Hybrid Retrieval-Augmented Generation (RAG) pipelines combine vector similarity search with knowledge graph expansion for multi-hop reasoning. We show that this composition introduces a distinct security failure mode: a vector-retrieved "seed" chunk can pivot via entity links into sensitive graph neighborhoods, causing cross-tenant data leakage that does not occur in vector-only retrieval. We formalize this risk as Retrieval Pivot Risk (RPR) and introduce companion metrics Leakage@k, Amplification Factor, and Pivot Depth (PD) to quantify leakage magnitude and traversal structure. We present seven Retrieval Pivot Attacks that exploit the vector-to-graph boundary and show that adversarial injection is not required: naturally shared entities create cross-tenant pivot paths organically. Across a synthetic multi-tenant enterprise corpus and the Enron email corpus, the undefended hybrid pipeline exhibits high pivot risk (RPR up to 0.95) with multiple unauthorized items returned per query. Leakage consistently appears at PD=2, which we attribute to the bipartite chunk-entity topology and formalize as a proposition. We then show that enforcing authorization at a single location, the graph expansion boundary, eliminates measured leakage (RPR near 0) across both corpora, all attack variants, and label forgery rates up to 10 percent, with minimal overhead. Our results indicate the root cause is boundary enforcement, not inherently complex defenses: two individually secure retrieval components can compose into an insecure system unless authorization is re-checked at the transition point.

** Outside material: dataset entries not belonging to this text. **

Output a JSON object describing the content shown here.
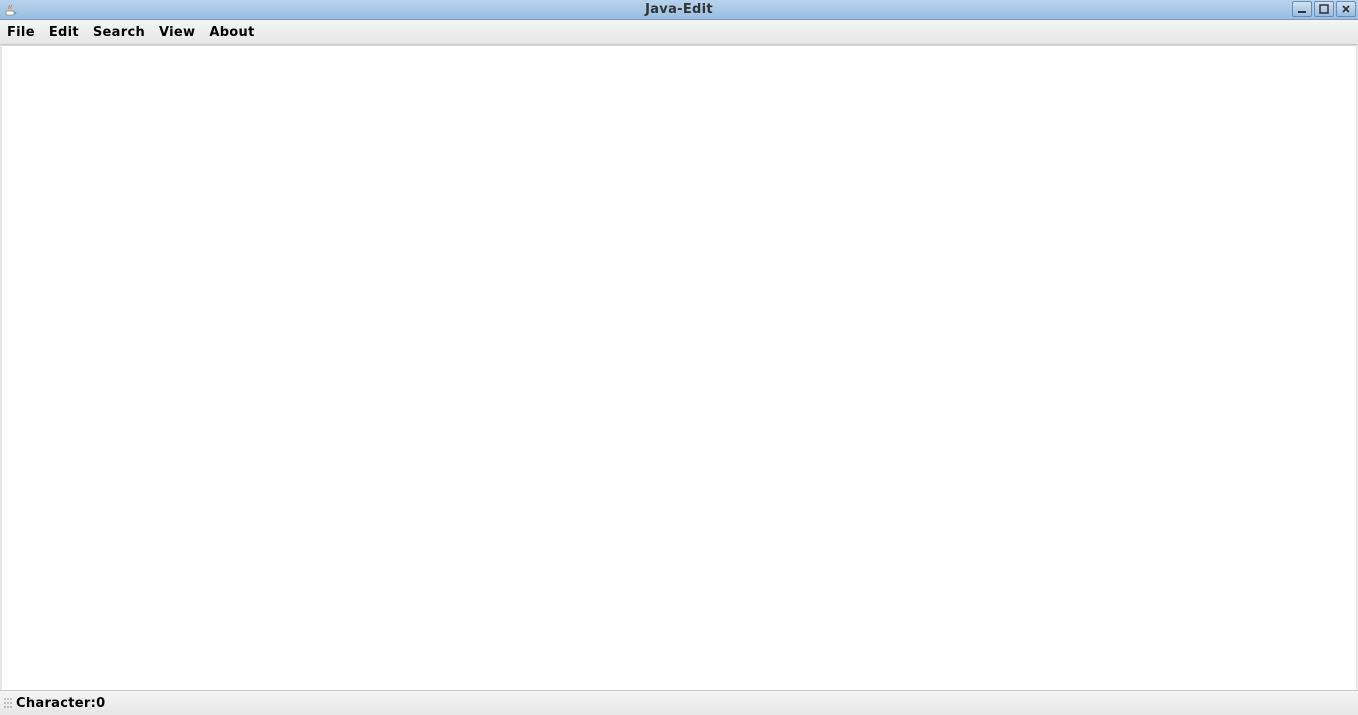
{
  "window": {
    "title": "Java-Edit"
  },
  "menubar": {
    "items": [
      {
        "label": "File"
      },
      {
        "label": "Edit"
      },
      {
        "label": "Search"
      },
      {
        "label": "View"
      },
      {
        "label": "About"
      }
    ]
  },
  "editor": {
    "content": ""
  },
  "statusbar": {
    "character_label": "Character:",
    "character_count": "0"
  }
}
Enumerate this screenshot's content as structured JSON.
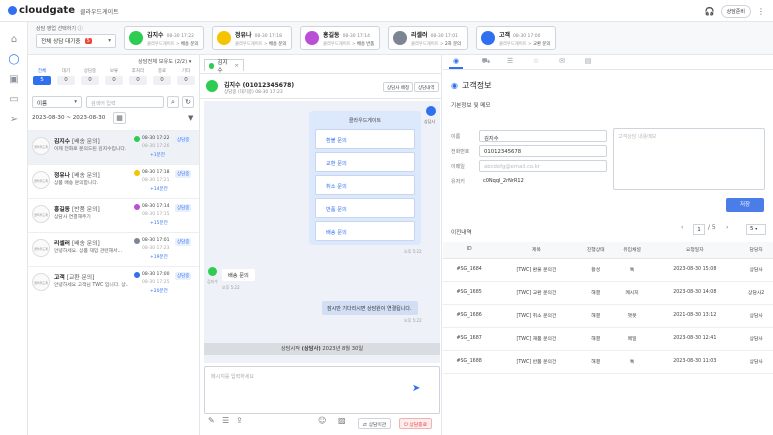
{
  "topbar": {
    "logo": "cloudgate",
    "tenant": "클라우드게이트",
    "status": "상담준비"
  },
  "nav": {
    "icons": [
      "home-icon",
      "chat-icon",
      "contacts-icon",
      "folder-icon",
      "send-icon"
    ]
  },
  "cardbar": {
    "select_label": "상담 영업 선택하기 ⓘ",
    "select_value": "전체 상담 대기중",
    "select_count": "5",
    "cards": [
      {
        "name": "김지수",
        "time": "08-30 17:22",
        "source": "클라우드게이트",
        "target": "배송 문의",
        "color": "#2ecc52",
        "initial": "●"
      },
      {
        "name": "정유나",
        "time": "08-30 17:18",
        "source": "클라우드게이트",
        "target": "배송 문의",
        "color": "#f5c400",
        "initial": "●"
      },
      {
        "name": "홍길동",
        "time": "08-30 17:14",
        "source": "클라우드게이트",
        "target": "배송 반품",
        "color": "#b84fd6",
        "initial": "●"
      },
      {
        "name": "리셀러",
        "time": "08-30 17:01",
        "source": "클라우드게이트",
        "target": "2차 문의",
        "color": "#7c8591",
        "initial": "●"
      },
      {
        "name": "고객",
        "time": "08-30 17:00",
        "source": "클라우드게이트",
        "target": "교환 문의",
        "color": "#2f6ff0",
        "initial": "●"
      }
    ]
  },
  "list": {
    "title": "상담전체 보유도 (2/2) ▾",
    "stats": [
      {
        "label": "전체",
        "value": "5"
      },
      {
        "label": "대기",
        "value": "0"
      },
      {
        "label": "상담중",
        "value": "0"
      },
      {
        "label": "보류",
        "value": "0"
      },
      {
        "label": "후처리",
        "value": "0"
      },
      {
        "label": "종료",
        "value": "0"
      },
      {
        "label": "기타",
        "value": "0"
      }
    ],
    "filter_select": "이름",
    "search_placeholder": "검색어 입력",
    "date_range": "2023-08-30 ~ 2023-08-30",
    "rows": [
      {
        "name": "김지수",
        "tag": "[배송 문의]",
        "msg": "이제 전화로 문의드린 김지수입니다.",
        "t1": "08-30 17:22",
        "t2": "08-30 17:26",
        "t3": "+1분전",
        "agent": "상담중",
        "ch": "#2ecc52",
        "av": "클라우드게이트"
      },
      {
        "name": "정유나",
        "tag": "[배송 문의]",
        "msg": "상품 배송 문의합니다.",
        "t1": "08-30 17:18",
        "t2": "08-30 17:21",
        "t3": "+14분전",
        "agent": "상담중",
        "ch": "#f5c400",
        "av": "클라우드게이트"
      },
      {
        "name": "홍길동",
        "tag": "[반품 문의]",
        "msg": "상담사 연결해주기",
        "t1": "08-30 17:14",
        "t2": "08-30 17:15",
        "t3": "+15분전",
        "agent": "상담중",
        "ch": "#b84fd6",
        "av": "클라우드게이트"
      },
      {
        "name": "리셀러",
        "tag": "[배송 문의]",
        "msg": "안녕하세요. 상품 재입 관련해서...",
        "t1": "08-30 17:01",
        "t2": "08-30 17:23",
        "t3": "+19분전",
        "agent": "상담중",
        "ch": "#7c8591",
        "av": "클라우드게이트"
      },
      {
        "name": "고객",
        "tag": "[교환 문의]",
        "msg": "안녕하세요 고객님 TWC 입니다. 상...",
        "t1": "08-30 17:00",
        "t2": "08-30 17:25",
        "t3": "+20분전",
        "agent": "상담중",
        "ch": "#2f6ff0",
        "av": "클라우드게이트"
      }
    ]
  },
  "chat": {
    "tab": "김지수",
    "name": "김지수 (01012345678)",
    "sub": "상담중 (대기중)  08-30 17:23",
    "btn_transfer": "상담사 배정",
    "btn_history": "상담내역",
    "bot_name": "클라우드게이트",
    "bot_label": "상담사",
    "options": [
      "환불 문의",
      "교환 문의",
      "취소 문의",
      "반품 문의",
      "배송 문의"
    ],
    "bot_time": "오후 5:22",
    "customer_msg": "배송 문의",
    "customer_label": "김지수",
    "customer_time": "오후 5:22",
    "sys_msg": "잠시만 기다리시면 상담원이 연결됩니다.",
    "sys_time": "오후 5:22",
    "start_prefix": "상담시작 ",
    "start_bold": "(상담사)",
    "start_date": " 2023년 8월 30일",
    "input_placeholder": "메시지를 입력하세요",
    "btn_transfer2": "상담이관",
    "btn_end": "상담종료"
  },
  "right": {
    "tabs": [
      "user-icon",
      "cart-icon",
      "list-icon",
      "star-icon",
      "mail-icon",
      "doc-icon"
    ],
    "title": "고객정보",
    "section": "기본정보 및 메모",
    "fields": [
      {
        "label": "이름",
        "value": "김지수",
        "ph": false
      },
      {
        "label": "전화번호",
        "value": "01012345678",
        "ph": false
      },
      {
        "label": "이메일",
        "value": "abcdefg@email.co.kr",
        "ph": true
      },
      {
        "label": "유저키",
        "value": "c0Nqql_2rNrR12",
        "ph": false,
        "plain": true
      }
    ],
    "memo_placeholder": "고객상담 내용메모",
    "save": "저장",
    "history_title": "이전내역",
    "page": "1",
    "pages": "/ 5",
    "page_size": "5",
    "columns": [
      "ID",
      "제목",
      "진행상태",
      "유입채널",
      "요청일자",
      "담당자"
    ],
    "rows": [
      [
        "#SG_1684",
        "[TWC] 환불 문의건",
        "활성",
        "톡",
        "2023-08-30 15:08",
        "상담사"
      ],
      [
        "#SG_1685",
        "[TWC] 교환 문의건",
        "해결",
        "메시지",
        "2023-08-30 14:08",
        "상담사2"
      ],
      [
        "#SG_1686",
        "[TWC] 취소 문의건",
        "해결",
        "챗봇",
        "2021-08-30 13:12",
        "상담사"
      ],
      [
        "#SG_1687",
        "[TWC] 재품 문의건",
        "해결",
        "메일",
        "2023-08-30 12:41",
        "상담사"
      ],
      [
        "#SG_1688",
        "[TWC] 반품 문의건",
        "해결",
        "톡",
        "2023-08-30 11:03",
        "상담사"
      ]
    ]
  }
}
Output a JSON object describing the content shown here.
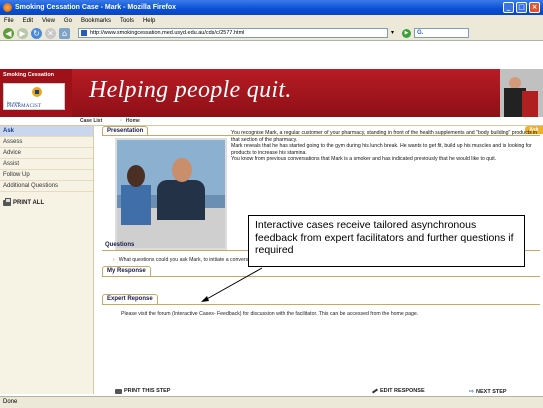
{
  "window": {
    "title": "Smoking Cessation Case - Mark - Mozilla Firefox",
    "controls": [
      "_",
      "□",
      "×"
    ]
  },
  "menu": [
    "File",
    "Edit",
    "View",
    "Go",
    "Bookmarks",
    "Tools",
    "Help"
  ],
  "address": {
    "url": "http://www.smokingcessation.med.usyd.edu.au/cds/c/2577.html",
    "search_value": "G."
  },
  "banner": {
    "logo_title": "Smoking Cessation",
    "logo_sub_small": "for your",
    "logo_sub": "PHARMACIST",
    "tagline": "Helping people quit."
  },
  "breadcrumb": [
    "Case List",
    "Home"
  ],
  "sidebar": {
    "items": [
      "Ask",
      "Assess",
      "Advice",
      "Assist",
      "Follow Up",
      "Additional Questions"
    ],
    "active_index": 0,
    "print_all": "PRINT ALL"
  },
  "content": {
    "ask_badge": "Ask",
    "presentation_title": "Presentation",
    "presentation_paragraphs": [
      "You recognise Mark, a regular customer of your pharmacy, standing in front of the health supplements and \"body building\" products in that section of the pharmacy.",
      "Mark reveals that he has started going to the gym during his lunch break. He wants to get fit, build up his muscles and is looking for products to increase his stamina.",
      "You know from previous conversations that Mark is a smoker and has indicated previously that he would like to quit."
    ],
    "questions_title": "Questions",
    "question_text": "What questions could you ask Mark, to initiate a conversation about his smoking?",
    "my_response_title": "My Response",
    "expert_title": "Expert Reponse",
    "expert_text": "Please visit the forum (Interactive Cases- Feedback) for discussion with the facilitator. This can be accessed from the home page."
  },
  "actions": {
    "print_step": "PRINT THIS STEP",
    "edit_response": "EDIT RESPONSE",
    "next_step": "NEXT STEP"
  },
  "annotation": {
    "text": "Interactive cases receive tailored asynchronous feedback from expert facilitators and further questions if required"
  },
  "status": {
    "text": "Done"
  }
}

翻译：混合检索增强生成（RAG）管道将向量相似性搜索与知识图谱扩展相结合，以实现多跳推理。我们证明，这种组合引入了一种独特的安全失效模式：通过向量检索到的“种子”片段可以经由实体链接作为枢纽，进入敏感的图谱邻域，导致在纯向量检索中不会出现的跨租户数据泄漏。我们将此风险形式化为检索枢纽风险（RPR），并引入配套指标泄漏@k、放大因子和枢纽深度（PD）来量化泄漏程度与遍历结构。我们提出了七种利用向量-图谱边界的检索枢纽攻击，并表明无需对抗性注入：自然共享的实体即可有机地创建跨租户枢纽路径。在合成的多租户企业语料库和Enron电子邮件语料库中，未加防御的混合管道表现出高枢纽风险（RPR高达0.95），每次查询返回多个未授权项。泄漏一致地出现在PD=2处，我们将其归因于二分片段-实体拓扑结构，并将其形式化为一个命题。随后我们证明，在单一位置——图谱扩展边界——强制执行授权，即可在两个语料库、所有攻击变体以及高达10%的标签伪造率下，消除所测得的泄漏（RPR接近0），且开销极小。我们的结果表明，根本原因在于边界授权执行，而非本质上复杂的防御机制：两个各自安全的检索组件，除非在转换点重新检查授权，否则可能组合成一个不安全的系统。